"Quando uma criatura humana desperta para um grande sonho e sobre ele lança toda a força da sua alma, todo o universo conspira a seu favor."
Goethe
Há dias assim, em que nos importam os sonhos, os nossos e os dos outros, os apenas sonhados, os vividos e os nem por isso. São dias de fazer balanços, de limpar as gavetas da memória, de tirar o pó dos livros já lidos, de fazer uma nova lista de livros para ler, de guardar, para reler, aqueles de que sentimos falta. A vida não teria sentido sem estes "dias não-sonhos", dias de, apenas, contemplar os sonhos. E há uma estranha paz nesta tarefa, uma inexplicável ausência de revolta ou de raiva, mesmo perante os sonhos mal sonhados.
Apesar do meu espírito inquieto e da minha alma insatisfeita, tenho dias assim, dias de apenas olhar os dias. Não! Não são dias perdidos, são dias de alimentar a alma, de voar sem medo e de contemplar o que fui, mais do que aquilo que sou. São dias que se impõem sem avisar, que eu tento evitar ou, ao menos, adiar. Sem sucesso, eles vêm devagar, começam na calada da noite e vestem-me de curiosidade logo pela manhã. E ali fico eu, rendida à tarefa de ver os sonhos.
Desta vez, esse dia foi diferente. Ele não queria as minhas memórias, nem a leitura dos diários, que me acompanham desde os 12 anos de idade. Ele queria os meus sonhos partilhados, queria ver-me a olhar os sonhos que sairam do meu mundo secreto, que saltaram para o conhecimento público, que partilhei com amigos (velhos e novos amigos), com conhecidos e com desconhecidos. Perguntei-lhe: mas serão esses os meus sonhos? serão esses os sonhos de alguém? e se forem, valerá a pena conhecê-los?
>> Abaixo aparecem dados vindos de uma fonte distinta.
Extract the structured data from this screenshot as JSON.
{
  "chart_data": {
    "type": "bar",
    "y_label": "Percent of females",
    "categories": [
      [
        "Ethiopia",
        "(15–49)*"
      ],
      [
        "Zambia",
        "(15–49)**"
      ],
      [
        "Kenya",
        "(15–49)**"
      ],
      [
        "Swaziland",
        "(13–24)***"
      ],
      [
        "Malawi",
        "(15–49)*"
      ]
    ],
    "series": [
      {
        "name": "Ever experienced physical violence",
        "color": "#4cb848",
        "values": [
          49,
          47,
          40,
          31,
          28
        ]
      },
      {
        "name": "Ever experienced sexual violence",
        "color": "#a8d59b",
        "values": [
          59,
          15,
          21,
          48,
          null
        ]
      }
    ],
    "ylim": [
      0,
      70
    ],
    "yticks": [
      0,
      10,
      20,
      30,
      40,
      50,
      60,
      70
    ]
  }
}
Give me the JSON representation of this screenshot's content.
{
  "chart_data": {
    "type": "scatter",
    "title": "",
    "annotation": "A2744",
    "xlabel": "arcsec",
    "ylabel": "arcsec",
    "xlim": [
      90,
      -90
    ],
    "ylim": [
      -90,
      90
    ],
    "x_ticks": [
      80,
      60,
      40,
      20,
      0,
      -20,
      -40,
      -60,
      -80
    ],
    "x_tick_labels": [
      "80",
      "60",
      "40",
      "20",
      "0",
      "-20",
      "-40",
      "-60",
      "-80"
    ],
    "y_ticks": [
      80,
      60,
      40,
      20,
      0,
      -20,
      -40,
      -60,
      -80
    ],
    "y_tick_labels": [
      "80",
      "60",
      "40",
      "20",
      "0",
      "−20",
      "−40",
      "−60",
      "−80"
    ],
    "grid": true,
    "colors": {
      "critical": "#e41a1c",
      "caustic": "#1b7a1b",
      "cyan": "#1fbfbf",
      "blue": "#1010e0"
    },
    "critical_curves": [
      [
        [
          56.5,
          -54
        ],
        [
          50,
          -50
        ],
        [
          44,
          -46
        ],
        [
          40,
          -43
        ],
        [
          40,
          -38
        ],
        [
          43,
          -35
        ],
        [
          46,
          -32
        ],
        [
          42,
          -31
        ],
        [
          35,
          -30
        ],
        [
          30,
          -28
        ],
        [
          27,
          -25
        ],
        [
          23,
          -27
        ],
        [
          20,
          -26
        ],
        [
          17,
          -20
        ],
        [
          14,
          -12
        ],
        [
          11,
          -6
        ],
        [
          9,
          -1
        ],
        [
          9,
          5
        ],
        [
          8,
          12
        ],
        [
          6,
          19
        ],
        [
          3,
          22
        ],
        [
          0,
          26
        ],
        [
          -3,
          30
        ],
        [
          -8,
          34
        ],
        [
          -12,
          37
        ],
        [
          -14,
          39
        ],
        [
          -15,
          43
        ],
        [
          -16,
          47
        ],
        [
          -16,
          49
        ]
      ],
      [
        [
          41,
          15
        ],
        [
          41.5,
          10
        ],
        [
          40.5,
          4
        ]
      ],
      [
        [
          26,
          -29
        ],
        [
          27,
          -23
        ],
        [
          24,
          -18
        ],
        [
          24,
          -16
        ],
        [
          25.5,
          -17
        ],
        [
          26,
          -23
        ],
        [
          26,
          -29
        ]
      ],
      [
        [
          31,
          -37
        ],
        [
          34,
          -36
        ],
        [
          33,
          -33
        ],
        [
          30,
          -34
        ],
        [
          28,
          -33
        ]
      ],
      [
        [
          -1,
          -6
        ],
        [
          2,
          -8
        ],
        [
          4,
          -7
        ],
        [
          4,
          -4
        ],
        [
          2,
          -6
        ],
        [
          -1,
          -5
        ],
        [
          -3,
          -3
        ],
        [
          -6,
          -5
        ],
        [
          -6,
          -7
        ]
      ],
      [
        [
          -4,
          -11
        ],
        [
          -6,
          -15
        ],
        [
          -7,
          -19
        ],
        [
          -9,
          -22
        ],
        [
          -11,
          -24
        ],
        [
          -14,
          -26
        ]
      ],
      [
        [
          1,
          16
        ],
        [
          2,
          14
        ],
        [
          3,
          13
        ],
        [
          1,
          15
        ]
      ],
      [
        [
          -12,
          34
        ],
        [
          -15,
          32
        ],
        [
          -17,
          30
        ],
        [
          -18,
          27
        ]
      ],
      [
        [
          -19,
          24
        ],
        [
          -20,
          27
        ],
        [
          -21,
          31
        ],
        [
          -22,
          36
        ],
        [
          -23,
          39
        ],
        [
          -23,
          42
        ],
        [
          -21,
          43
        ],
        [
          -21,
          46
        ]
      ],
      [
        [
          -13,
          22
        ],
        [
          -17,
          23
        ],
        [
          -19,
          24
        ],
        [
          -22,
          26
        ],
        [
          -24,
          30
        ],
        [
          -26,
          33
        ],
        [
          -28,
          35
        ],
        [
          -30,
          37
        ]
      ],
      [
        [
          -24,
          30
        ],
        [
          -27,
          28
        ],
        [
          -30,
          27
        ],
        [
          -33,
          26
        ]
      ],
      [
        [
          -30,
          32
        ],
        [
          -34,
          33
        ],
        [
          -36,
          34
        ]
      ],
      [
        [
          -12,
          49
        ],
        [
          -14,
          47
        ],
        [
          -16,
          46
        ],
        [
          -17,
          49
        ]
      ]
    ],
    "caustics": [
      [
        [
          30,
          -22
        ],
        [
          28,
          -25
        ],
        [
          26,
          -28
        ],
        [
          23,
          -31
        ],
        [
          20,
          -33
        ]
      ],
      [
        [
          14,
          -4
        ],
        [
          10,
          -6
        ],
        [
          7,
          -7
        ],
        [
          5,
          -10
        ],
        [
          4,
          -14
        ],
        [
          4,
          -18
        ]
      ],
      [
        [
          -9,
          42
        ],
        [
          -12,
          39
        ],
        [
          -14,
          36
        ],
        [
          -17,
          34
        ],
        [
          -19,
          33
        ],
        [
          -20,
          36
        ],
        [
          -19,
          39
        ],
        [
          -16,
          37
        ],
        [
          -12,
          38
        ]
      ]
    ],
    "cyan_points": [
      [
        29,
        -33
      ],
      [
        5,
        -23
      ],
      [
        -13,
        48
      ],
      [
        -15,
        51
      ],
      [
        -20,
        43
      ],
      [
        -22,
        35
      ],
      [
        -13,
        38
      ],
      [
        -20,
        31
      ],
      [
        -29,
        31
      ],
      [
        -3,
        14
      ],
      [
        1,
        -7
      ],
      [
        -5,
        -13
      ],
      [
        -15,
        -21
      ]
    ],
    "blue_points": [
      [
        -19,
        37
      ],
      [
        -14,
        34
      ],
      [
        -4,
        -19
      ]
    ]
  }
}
Não houve resposta, apenas se impôs a imperiosa necessidade de ir lá, abrir o Facebook(FB) e percorrer o meu mural, todos os meus posts e alguns dos comentários que eles suscitaram. Deve ter sido a primeira vez que o meu olhar sobre os "sonhos" tinha uma ordem, uma cronologia, uma sequência temporal e até uma certa coerência emocional. Deliciei-me a reler as citações, que me dizem tanto sobre mim e sobre o mundo; a rever as fotos de sucessos profissionais e de celebrações pessoais; a reviver o que foram os reencontros com tantos amigos, que julgava perdidos; a sentir de novo as alegrias e, também, as dores, que exprimi perante acontecimentos marcantes; a emoção da partilha de palavras, de sentimentos, de projectos. Tudo isto estava lá, no meu mural do FB, mas não encontrei os sonhos que procurava, nem os meus, nem os de ninguém.
Já a madrugada ía alta e dos sonhos não havia qualquer notícia. Desisti, prometi a mim mesma que não voltaria a gastar nem mais um dos meus "dia assim" a procurar sonhos no FB, voltaria às minhas memórias (ainda que confusas e sem data) e aos meus diários (ainda que caóticos e rasurados).
Deitei-me, não consegui adormecer, apesar do cansaço. Peguei num dos meus diários e na primeira folha, tinha escrito uma citação de Goethe "Quando uma criatura humana desperta para um grande sonho e sobre ele lança toda a força da sua alma, todo o universo conspira a seu favor."
Compreendi, então, que só há um lugar onde guardar os meus sonhos: dentro de mim. O lugar onde habita todo o universo.